I have written and talked a lot about buying self storage.
I figured it was time I wrote about selling self storage along with my number one rule for selling a project.
As many of you know, I talk a lot about your “why.” The reason you are getting into self storage, and how any particular deal fits into your overall strategy?
Same for selling.
How does disposing of a particular asset now (or whenever you contemplate selling) fit into your overall strategy?
That is my number one rule. Have your sale be part of an overall strategy.
Example One:
Brian (not his real name) has a strategy to double his net worth every three to five years.

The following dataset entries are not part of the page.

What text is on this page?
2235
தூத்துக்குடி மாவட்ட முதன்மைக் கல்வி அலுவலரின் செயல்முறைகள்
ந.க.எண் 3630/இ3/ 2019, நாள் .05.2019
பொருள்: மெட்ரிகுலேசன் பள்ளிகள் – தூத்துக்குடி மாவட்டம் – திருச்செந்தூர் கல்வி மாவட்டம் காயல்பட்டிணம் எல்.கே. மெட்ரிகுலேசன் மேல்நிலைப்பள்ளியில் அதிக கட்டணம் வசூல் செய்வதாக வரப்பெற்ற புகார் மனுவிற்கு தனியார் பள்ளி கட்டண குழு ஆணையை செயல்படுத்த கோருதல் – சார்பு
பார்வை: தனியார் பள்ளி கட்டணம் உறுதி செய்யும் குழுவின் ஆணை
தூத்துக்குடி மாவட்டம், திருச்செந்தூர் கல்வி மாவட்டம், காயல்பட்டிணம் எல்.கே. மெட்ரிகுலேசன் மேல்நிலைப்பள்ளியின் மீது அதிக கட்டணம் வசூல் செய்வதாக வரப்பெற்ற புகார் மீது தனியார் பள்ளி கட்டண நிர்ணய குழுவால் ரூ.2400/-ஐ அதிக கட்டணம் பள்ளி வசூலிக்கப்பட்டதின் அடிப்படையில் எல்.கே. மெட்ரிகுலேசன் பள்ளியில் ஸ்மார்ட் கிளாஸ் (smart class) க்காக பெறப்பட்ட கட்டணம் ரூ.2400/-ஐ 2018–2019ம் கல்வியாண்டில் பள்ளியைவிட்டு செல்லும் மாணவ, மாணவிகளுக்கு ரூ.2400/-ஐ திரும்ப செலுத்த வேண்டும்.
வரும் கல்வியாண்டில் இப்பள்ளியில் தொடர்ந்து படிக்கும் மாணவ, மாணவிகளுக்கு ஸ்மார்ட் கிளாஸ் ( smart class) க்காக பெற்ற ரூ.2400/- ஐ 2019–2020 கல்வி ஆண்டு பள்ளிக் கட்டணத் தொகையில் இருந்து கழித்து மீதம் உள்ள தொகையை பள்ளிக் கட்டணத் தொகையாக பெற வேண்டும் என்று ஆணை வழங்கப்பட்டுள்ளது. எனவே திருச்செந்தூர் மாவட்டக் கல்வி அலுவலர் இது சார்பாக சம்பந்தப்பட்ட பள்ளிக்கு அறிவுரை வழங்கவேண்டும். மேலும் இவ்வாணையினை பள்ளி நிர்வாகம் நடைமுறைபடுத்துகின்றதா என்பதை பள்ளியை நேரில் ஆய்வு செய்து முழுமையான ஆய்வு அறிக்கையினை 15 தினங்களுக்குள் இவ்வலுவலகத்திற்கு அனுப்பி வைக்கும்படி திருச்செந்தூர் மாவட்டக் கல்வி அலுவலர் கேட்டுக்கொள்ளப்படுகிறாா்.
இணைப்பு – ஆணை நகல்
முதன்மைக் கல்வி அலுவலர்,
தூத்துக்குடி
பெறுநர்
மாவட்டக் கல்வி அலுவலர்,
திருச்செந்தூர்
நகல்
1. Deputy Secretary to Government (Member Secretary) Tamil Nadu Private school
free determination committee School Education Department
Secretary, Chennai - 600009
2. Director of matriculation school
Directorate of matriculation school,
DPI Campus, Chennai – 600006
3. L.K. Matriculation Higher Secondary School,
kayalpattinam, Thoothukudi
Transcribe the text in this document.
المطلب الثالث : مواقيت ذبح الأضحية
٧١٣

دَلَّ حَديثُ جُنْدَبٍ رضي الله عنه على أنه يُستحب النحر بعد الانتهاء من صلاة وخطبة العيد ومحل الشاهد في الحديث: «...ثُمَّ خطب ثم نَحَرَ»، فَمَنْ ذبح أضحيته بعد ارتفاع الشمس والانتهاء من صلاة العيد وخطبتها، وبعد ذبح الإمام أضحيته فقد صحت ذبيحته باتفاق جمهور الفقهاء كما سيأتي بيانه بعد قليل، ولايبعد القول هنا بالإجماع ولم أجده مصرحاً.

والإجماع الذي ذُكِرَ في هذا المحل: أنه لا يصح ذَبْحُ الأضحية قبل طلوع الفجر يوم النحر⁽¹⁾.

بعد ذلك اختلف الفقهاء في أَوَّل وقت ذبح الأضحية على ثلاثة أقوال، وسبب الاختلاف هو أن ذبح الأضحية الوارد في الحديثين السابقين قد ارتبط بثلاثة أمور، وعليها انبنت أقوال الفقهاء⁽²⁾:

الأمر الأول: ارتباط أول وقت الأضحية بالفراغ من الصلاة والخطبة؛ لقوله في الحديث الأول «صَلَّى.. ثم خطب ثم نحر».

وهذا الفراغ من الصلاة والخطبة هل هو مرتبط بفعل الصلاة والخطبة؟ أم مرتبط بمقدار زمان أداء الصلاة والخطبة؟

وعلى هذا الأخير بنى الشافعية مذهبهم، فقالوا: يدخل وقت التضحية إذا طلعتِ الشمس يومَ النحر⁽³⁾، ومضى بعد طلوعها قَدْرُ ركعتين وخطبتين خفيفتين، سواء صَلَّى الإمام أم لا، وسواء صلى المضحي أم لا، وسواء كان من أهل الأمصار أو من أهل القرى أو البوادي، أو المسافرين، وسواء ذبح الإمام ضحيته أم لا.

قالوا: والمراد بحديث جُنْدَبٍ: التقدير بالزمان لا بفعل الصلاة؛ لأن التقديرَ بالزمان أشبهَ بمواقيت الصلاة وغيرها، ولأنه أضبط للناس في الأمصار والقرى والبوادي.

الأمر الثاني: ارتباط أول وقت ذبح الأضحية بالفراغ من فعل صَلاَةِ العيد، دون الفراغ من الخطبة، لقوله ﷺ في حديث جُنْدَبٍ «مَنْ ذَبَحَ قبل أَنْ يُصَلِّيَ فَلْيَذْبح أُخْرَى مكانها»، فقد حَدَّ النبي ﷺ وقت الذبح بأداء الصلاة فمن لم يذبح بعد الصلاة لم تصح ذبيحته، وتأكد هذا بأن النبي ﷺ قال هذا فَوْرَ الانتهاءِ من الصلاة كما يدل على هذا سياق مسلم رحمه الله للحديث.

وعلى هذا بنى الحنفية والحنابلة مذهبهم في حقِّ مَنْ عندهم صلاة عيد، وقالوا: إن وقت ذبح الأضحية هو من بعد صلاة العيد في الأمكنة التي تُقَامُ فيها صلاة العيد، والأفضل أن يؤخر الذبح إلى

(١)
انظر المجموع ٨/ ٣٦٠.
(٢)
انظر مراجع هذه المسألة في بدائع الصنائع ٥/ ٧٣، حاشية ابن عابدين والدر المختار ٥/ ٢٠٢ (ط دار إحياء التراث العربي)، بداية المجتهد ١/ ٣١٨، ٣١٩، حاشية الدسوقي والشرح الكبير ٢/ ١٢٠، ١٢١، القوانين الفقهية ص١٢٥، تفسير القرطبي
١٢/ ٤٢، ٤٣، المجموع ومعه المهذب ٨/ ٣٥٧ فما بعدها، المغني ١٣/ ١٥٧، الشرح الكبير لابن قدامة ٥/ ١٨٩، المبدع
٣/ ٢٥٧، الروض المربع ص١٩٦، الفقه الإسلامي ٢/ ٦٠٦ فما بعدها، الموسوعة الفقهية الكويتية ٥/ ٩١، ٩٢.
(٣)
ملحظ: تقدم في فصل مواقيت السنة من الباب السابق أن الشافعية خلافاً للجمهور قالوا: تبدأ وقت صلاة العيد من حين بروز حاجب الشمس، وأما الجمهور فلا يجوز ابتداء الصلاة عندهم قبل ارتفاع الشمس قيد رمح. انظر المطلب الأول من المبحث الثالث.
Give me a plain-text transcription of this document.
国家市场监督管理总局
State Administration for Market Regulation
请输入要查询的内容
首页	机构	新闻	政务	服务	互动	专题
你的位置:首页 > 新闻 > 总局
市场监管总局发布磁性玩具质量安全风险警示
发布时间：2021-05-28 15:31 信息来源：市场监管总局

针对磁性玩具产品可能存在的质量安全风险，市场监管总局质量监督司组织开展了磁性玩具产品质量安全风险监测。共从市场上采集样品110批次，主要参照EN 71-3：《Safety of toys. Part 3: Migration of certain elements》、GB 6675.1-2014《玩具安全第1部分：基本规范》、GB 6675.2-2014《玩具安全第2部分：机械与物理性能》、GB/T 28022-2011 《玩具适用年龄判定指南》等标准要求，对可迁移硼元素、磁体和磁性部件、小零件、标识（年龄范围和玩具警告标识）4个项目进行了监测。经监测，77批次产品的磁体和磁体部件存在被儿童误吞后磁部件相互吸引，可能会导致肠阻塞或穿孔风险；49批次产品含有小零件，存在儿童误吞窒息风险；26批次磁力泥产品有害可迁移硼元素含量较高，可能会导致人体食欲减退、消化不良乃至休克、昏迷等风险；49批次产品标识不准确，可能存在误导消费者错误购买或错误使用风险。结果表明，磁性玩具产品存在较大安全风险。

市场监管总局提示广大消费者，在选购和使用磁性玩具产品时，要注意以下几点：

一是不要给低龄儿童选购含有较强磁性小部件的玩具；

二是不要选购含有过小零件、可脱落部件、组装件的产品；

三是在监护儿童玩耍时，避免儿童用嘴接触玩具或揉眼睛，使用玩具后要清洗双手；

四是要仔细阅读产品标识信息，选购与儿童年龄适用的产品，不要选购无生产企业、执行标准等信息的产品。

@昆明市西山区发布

That may change in the future, but at this point, that is the strategy. Storage is one of the assets he uses to achieve that goal.
So, by design, he is not going to be a long-term holder of any facility.
What do you think he focuses on acquiring?
Mostly conversions or new construction.
Given the strategy, in underwriting, he looks at where he thinks he will be in three years or so, then sees what the future value will most likely be.
Will he double his money in three to five years or not?
On his last deal, by year three, he had not started phase 2. The current NOI and CAP rates would not have him achieve his double goal.
However, he asks his Broker to let him know what buyers would pay for newly constructed units, but no tenants in them.
The broker gave him a psf number for what the newly constructed, vacant units would be.
With the value on phase I based on income and CAP rates, and the psf value on phase 2 je could potentially reach his “double” the money goal. So, he constructed phase II and it went on the market when construction was complete.
Had the market not paid enough for the vacant units, he would have had to lease them up then sell, but his goal was to dispose as fast as possible then take that “doubled” money and do the same thing again in a larger project.
Yes, he could have received more by waiting and leasing up phase two, but in Brian’s strategy, he would rather take his doubled income and get it deployed into another deal sooner so he can stay on time track.
What I admire is the fact he has a plan, knows exactly where he is in the plan, then sticks with it and is not pulled here and there by potential of “more money.”
The Number One Rule for Selling a Self Storage Project: Have a plan for disposing of an asset and stick with it.
Example Two:
Our a few years ago our strategy was to do value add plays in the form of expansions and conversions. We would use investor money, paid them a preferred return while their funds were invested in our deals, then refinanced or sold when the value-add play was complete giving investors their money back.
Our commitment was to maximize investor value.
If we refinanced, they would stay in the deal and a 30% to 35% partner, enjoying the cash flow and sales proceeds when we sold.
We purchased a 34,200 sq ft facility in the Texas market for $1,895,000.
We added an additional 24,480 net rentable square feet for 41,283,486.
So, we had a total of $3,178,486 in the deal.
As you know, CAP rates were very low from 2016 through last year, so when our value add play was completed, we called a REIT, explained what we had and asked them what they would pay?
We ended up getting a low 5% CAP offer at a value in year four at a value we had projected closer to year nine on our ten-year cash flow in the $5 million range.
So rather than refinance, we sold to maximize investor value.
Yes, I would have liked to keep it longer, but given our strategy, it made since to sell then.
The Number One Rule for Selling a Self Storage Project: Have a plan for disposing of an asset and stick with it.